With this incident, the ref gave nothing but did pause the game as the striker stayed down.

No one else noted this incident as something to review. I was convinced at the time it was reckless and was still convinced after repeated views after the game.

However, my peers were blank faces. Then our assessors/mentors, a very very experienced group, after a little debate, all called it no offence based on it being an attempt to block and some of the contact being due to the striker’s forward motion, even though we discussed that has no basis in the LotG!

I was and still am uncomfortable with this. It was an obvious foul, anywhere else on the field it’s an easy yellow. In the box these are tough to give if the shot has gone off clean, but they are also easier to give if there is a scissors and it’s late, as here.

Tough one for me as I was arguing against the four guys who decide our promotions! I file it under ”smart refereeing” but... argh;)

It would be great if anyone comes across some similar clips to discuss
 
Likes: JH

RobOda

RefChat Addict
#9
So like, blue ends up kicking red's leading leg during the shot process, and then is taken out by the trailing leg shortly afterwards? Was it a scissor action or did he slide past and then shift into him?

Just trying to picture it, a video would be great for this one I think. :)
 
#10
So like, blue ends up kicking red's leading leg during the shot process, and then is taken out by the trailing leg shortly afterwards? Was it a scissor action or did he slide past and then shift into him?

Just trying to picture it, a video would be great for this one I think. :)
Yes and quite the scissors
 
#11
Yes and quite the scissors
From the clarifications you've made since, my earlier assessment that the way you had described it, made it sound like a careless or reckless tackle to me, have only been reinforced.

I know exactly what you mean about referees ignoring what would otherwise almost certainly be seen as fouls, simply because the player being fouled still managed to get a shot away. I see it quite often and it does puzzle me a little. When a forward does something similar in trying to block a defender's clearance it's routinely given as a foul (and in the vast majority of cases, the forward is cautioned as well). Yet when a defender commits an almost identical challenge on a forward attempting a shot, it's often completely ignored.
 
#12
From the clarifications you've made since, my earlier assessment that the way you had described it, made it sound like a careless or reckless tackle to me, have only been reinforced.

I know exactly what you mean about referees ignoring what would otherwise almost certainly be seen as fouls, simply because the player being fouled still managed to get a shot away. I see it quite often and it does puzzle me a little. When a forward does something similar in trying to block a defender's clearance it's routinely given as a foul (and in the vast majority of cases, the forward is cautioned as well). Yet when a defender commits an almost identical challenge on a forward attempting a shot, it's often completely ignored.
Exactly this. And I tried not to start by describing it as reckless because that was my interpretation.

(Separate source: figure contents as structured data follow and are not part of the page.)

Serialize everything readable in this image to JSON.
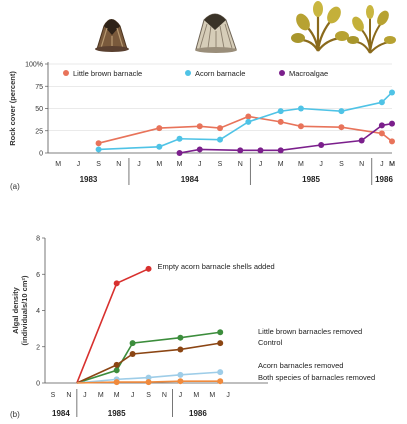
{
  "chart_data": [
    {
      "type": "line",
      "panel_label": "(a)",
      "ylabel": "Rock cover (percent)",
      "yticks": [
        "0",
        "25",
        "50",
        "75",
        "100%"
      ],
      "ylim": [
        0,
        100
      ],
      "xlim": [
        4.5,
        21.5
      ],
      "month_ticks": [
        {
          "x": 5,
          "label": "M"
        },
        {
          "x": 6,
          "label": "J"
        },
        {
          "x": 7,
          "label": "S"
        },
        {
          "x": 8,
          "label": "N"
        },
        {
          "x": 9,
          "label": "J"
        },
        {
          "x": 10,
          "label": "M"
        },
        {
          "x": 11,
          "label": "M"
        },
        {
          "x": 12,
          "label": "J"
        },
        {
          "x": 13,
          "label": "S"
        },
        {
          "x": 14,
          "label": "N"
        },
        {
          "x": 15,
          "label": "J"
        },
        {
          "x": 16,
          "label": "M"
        },
        {
          "x": 17,
          "label": "M"
        },
        {
          "x": 18,
          "label": "J"
        },
        {
          "x": 19,
          "label": "S"
        },
        {
          "x": 20,
          "label": "N"
        },
        {
          "x": 21,
          "label": "J"
        },
        {
          "x": 22,
          "label": "M"
        },
        {
          "x": 23,
          "label": "M"
        }
      ],
      "years": [
        {
          "x": 6.5,
          "label": "1983"
        },
        {
          "x": 11.5,
          "label": "1984"
        },
        {
          "x": 17.5,
          "label": "1985"
        },
        {
          "x": 22.0,
          "label": "1986"
        }
      ],
      "year_dividers": [
        8.5,
        14.5,
        20.5
      ],
      "series": [
        {
          "name": "Little brown barnacle",
          "color": "#e8735a",
          "x": [
            7,
            10,
            12,
            13,
            14.4,
            16,
            17,
            19,
            21,
            23
          ],
          "y": [
            11,
            28,
            30,
            28,
            41,
            35,
            30,
            29,
            22,
            13
          ]
        },
        {
          "name": "Acorn barnacle",
          "color": "#4fc3e6",
          "x": [
            7,
            10,
            11,
            13,
            14.4,
            16,
            17,
            19,
            21,
            23
          ],
          "y": [
            4,
            7,
            16,
            15,
            35,
            47,
            50,
            47,
            57,
            68
          ]
        },
        {
          "name": "Macroalgae",
          "color": "#7b1f8c",
          "x": [
            11,
            12,
            14,
            15,
            16,
            18,
            20,
            21,
            23
          ],
          "y": [
            0,
            4,
            3,
            3,
            3,
            9,
            14,
            31,
            33
          ]
        }
      ],
      "legend_position": "top"
    },
    {
      "type": "line",
      "panel_label": "(b)",
      "ylabel": "Algal density (individuals/10 cm²)",
      "yticks": [
        "0",
        "2",
        "4",
        "6",
        "8"
      ],
      "ylim": [
        0,
        8
      ],
      "xlim": [
        0,
        14
      ],
      "month_ticks": [
        {
          "x": 0.5,
          "label": "S"
        },
        {
          "x": 1.5,
          "label": "N"
        },
        {
          "x": 2.5,
          "label": "J"
        },
        {
          "x": 3.5,
          "label": "M"
        },
        {
          "x": 4.5,
          "label": "M"
        },
        {
          "x": 5.5,
          "label": "J"
        },
        {
          "x": 6.5,
          "label": "S"
        },
        {
          "x": 7.5,
          "label": "N"
        },
        {
          "x": 8.5,
          "label": "J"
        },
        {
          "x": 9.5,
          "label": "M"
        },
        {
          "x": 10.5,
          "label": "M"
        },
        {
          "x": 11.5,
          "label": "J"
        }
      ],
      "years": [
        {
          "x": 1.0,
          "label": "1984"
        },
        {
          "x": 4.5,
          "label": "1985"
        },
        {
          "x": 9.6,
          "label": "1986"
        }
      ],
      "year_dividers": [
        2.0,
        8.0
      ],
      "series": [
        {
          "name": "Empty acorn barnacle shells added",
          "color": "#d8302e",
          "x": [
            2,
            4.5,
            6.5
          ],
          "y": [
            0,
            5.5,
            6.3
          ]
        },
        {
          "name": "Little brown barnacles removed",
          "color": "#3c8d3c",
          "x": [
            2,
            4.5,
            5.5,
            8.5,
            11
          ],
          "y": [
            0,
            0.7,
            2.2,
            2.5,
            2.8
          ]
        },
        {
          "name": "Control",
          "color": "#8b4513",
          "x": [
            2,
            4.5,
            5.5,
            8.5,
            11
          ],
          "y": [
            0,
            1.0,
            1.6,
            1.85,
            2.2
          ]
        },
        {
          "name": "Acorn barnacles removed",
          "color": "#9ecde8",
          "x": [
            2,
            4.5,
            6.5,
            8.5,
            11
          ],
          "y": [
            0,
            0.2,
            0.3,
            0.45,
            0.6
          ]
        },
        {
          "name": "Both species of barnacles removed",
          "color": "#f08a3c",
          "x": [
            2,
            4.5,
            6.5,
            8.5,
            11
          ],
          "y": [
            0,
            0.05,
            0.05,
            0.1,
            0.1
          ]
        }
      ]
    }
  ],
  "illustrations": [
    {
      "name": "little-brown-barnacle-illustration"
    },
    {
      "name": "acorn-barnacle-illustration"
    },
    {
      "name": "macroalgae-illustration"
    }
  ]
}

Surely this is something that would be worth addressing in the LotG. Football wants more goals. If it was harder for defenders to get away with attempted blocks then they would e.g. have to stand up and give forwards more time/space to shoot. This is kinda what has happened with the handball law, defenders have to watch their hands far more than 5 years ago.
 
#13
Silver lining... even though the debate around this incident ended with me alone hoisted petard etc. in the face of the divine wisdom of not one but four of my referee gurus... someone must have like the cut of my whinging jib because I have been given a plumb game in two weeks. It's off season so there are not many 11-a-sides around but I have been given a middle in the national u18 girls top div between two of the best teams in the country. Rejoice. Fingers crossed - it's not so quick but of course technical expectations are very high.